Instituted in 1914 by then-NAACP Chairman Joel E. Spingarn, The Spingarn Medal is the NAACP's highest honor. The medal is awarded for outstanding and noble achievement by an American of African descent. To date, 98 Spingarn Medals have been awarded, recognizing achievements in a range of fields. Winners of the coveted medal include George Washington Carver, Mary McLeod Bethune, Thurgood Marshall, Jackie Robinson Lena Horne, Bill Cosby, and most recently, Harry Belafonte and Jessye Norman.
Commented Quincy Jones, "I am enormously honored and humbled to receive the NAACP's highest recognition, The Spingarn Medal, and to join the distinguished list of its past recipients."
Discussing those who inspired him, Jones continued, "I graciously share this award with all of those who put me on their shoulders to help me achieve my dreams, men and women such as Clark Terry, Ray Charles, Lionel Hampton, Benny Carter, Count Basie, Duke Ellington, Dizzy Gillespie, Sarah Vaughan and Ella Fitzgerald, among many others. I hope that whatever successes I have achieved in life will serve as inspiration for future generations to reach for their dreams, as those greats inspired me when I was coming up."
Quincy Jones' career has encompassed the roles of composer, record producer, artist, film producer, arranger, conductor, instrumentalist, TV producer, record company executive, magazine founder, multi-media entrepreneur and humanitarian. As a master inventor of musical hybrids, he has shuffled pop, soul, hip-hop, jazz, classical, African and Brazilian music into many dazzling fusions, traversing virtually every medium, including records, live performance, movies and television.

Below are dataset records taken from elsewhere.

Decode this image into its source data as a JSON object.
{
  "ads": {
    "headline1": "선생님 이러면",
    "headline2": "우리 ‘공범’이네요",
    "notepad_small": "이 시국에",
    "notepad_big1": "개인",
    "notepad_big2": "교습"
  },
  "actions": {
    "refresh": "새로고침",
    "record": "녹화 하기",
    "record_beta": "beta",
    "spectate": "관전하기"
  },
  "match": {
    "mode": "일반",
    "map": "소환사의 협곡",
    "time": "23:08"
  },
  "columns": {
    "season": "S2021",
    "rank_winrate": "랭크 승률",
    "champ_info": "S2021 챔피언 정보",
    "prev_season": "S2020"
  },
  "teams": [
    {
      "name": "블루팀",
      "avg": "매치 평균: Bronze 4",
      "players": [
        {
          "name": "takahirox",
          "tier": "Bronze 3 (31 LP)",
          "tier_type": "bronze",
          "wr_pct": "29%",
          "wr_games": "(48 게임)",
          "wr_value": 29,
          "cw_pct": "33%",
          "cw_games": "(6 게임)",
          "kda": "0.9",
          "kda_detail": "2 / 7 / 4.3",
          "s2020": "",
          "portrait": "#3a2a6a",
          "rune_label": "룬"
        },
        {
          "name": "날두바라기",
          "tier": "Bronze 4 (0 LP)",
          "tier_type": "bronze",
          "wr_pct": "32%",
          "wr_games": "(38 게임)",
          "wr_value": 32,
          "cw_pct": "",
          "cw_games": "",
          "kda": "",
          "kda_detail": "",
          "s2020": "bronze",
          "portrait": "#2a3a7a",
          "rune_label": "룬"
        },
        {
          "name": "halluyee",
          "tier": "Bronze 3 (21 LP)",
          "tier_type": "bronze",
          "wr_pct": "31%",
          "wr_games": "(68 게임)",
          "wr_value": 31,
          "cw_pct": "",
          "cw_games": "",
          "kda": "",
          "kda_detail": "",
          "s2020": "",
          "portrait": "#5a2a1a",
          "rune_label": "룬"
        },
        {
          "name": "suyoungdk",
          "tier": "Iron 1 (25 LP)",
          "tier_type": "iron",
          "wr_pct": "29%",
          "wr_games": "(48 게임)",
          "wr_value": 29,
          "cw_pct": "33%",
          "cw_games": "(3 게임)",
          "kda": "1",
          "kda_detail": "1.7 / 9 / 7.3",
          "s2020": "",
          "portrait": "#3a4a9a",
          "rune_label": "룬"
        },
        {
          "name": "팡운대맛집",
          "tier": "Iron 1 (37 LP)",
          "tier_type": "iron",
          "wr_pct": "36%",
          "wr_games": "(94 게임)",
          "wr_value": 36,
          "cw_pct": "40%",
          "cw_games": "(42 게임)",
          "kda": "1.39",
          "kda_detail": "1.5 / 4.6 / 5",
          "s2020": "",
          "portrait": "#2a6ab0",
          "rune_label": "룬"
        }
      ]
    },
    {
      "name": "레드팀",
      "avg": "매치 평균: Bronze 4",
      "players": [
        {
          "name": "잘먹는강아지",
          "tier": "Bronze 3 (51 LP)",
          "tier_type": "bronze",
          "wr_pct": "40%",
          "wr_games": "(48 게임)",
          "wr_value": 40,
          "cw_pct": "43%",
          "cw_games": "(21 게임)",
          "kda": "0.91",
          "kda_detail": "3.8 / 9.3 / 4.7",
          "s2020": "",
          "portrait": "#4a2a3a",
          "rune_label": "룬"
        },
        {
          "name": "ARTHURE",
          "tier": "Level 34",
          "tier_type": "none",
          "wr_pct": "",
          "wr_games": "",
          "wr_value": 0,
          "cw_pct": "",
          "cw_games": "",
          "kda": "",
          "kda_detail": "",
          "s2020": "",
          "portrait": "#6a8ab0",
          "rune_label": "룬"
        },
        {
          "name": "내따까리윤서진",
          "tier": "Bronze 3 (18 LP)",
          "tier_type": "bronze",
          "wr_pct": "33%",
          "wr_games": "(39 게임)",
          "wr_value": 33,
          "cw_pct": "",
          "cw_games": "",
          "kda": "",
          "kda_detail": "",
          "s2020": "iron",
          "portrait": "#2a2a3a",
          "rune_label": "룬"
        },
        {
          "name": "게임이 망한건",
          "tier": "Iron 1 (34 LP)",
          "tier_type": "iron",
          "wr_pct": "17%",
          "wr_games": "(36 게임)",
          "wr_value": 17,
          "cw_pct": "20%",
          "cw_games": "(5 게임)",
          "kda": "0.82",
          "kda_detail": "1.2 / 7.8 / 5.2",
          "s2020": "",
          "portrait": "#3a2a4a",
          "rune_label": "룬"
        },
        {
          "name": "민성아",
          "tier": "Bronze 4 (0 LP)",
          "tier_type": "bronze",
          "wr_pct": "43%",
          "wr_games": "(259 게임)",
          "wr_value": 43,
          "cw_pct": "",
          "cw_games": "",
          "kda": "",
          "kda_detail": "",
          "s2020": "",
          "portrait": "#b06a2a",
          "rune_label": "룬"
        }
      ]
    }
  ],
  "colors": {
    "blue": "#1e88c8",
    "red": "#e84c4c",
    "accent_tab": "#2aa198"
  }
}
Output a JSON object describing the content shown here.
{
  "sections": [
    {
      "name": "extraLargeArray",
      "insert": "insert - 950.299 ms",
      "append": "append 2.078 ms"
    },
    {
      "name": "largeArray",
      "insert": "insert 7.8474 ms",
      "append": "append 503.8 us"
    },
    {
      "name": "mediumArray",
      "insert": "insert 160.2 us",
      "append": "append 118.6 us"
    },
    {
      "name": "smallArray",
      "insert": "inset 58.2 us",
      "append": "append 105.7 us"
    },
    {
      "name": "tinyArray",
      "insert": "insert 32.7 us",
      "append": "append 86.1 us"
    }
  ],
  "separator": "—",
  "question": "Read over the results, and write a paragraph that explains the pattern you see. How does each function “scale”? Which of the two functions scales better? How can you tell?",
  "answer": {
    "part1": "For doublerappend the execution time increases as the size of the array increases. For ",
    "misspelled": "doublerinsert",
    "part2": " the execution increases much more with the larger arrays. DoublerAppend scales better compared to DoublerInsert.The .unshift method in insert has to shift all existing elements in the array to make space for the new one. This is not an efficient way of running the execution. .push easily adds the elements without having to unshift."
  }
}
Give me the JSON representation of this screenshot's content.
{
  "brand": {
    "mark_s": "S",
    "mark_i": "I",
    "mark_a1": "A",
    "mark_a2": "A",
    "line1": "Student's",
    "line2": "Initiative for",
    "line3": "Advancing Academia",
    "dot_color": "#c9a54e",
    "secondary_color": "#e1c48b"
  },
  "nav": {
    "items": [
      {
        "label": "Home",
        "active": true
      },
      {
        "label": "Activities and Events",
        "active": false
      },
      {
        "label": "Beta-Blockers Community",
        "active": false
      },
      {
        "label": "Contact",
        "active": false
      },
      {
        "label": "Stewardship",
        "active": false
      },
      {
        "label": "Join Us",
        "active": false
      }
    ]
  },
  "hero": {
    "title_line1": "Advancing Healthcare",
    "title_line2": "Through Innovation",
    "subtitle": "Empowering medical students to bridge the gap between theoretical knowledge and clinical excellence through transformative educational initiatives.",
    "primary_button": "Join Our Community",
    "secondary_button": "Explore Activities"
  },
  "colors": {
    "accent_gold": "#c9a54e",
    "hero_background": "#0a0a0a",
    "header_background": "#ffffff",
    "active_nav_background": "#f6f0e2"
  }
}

Mr. Jones is also a respected humanitarian. In 1985, he pioneered the model of using celebrity to raise money and awareness for a cause with "We Are the World." The song remains the best-selling single of all-time, and raised more than $63 Million for Ethiopian famine relief. More importantly, it shined a spotlight on the Ethiopian drought, compelling the U.S. Government to respond with over $800 million in aid. In 2007, Jones and the Harvard School of Public Health joined forces to advance the health and well-being of children worldwide through Project Q. Project Q challenges leaders and citizens of the world to provide essential resources to enable young people to achieve their full potential.
"Quincy Jones is an icon of the entertainment industry who has shaped the lives of millions through music, film, and more," stated NAACP Chairman Roslyn M. Brock. "But what makes Mr. Jones so deserving of this award is how he uses his celebrity and influence to advance critical humanitarian issues across the globe. We are honored to count him among our prestigious Spingarn medalists."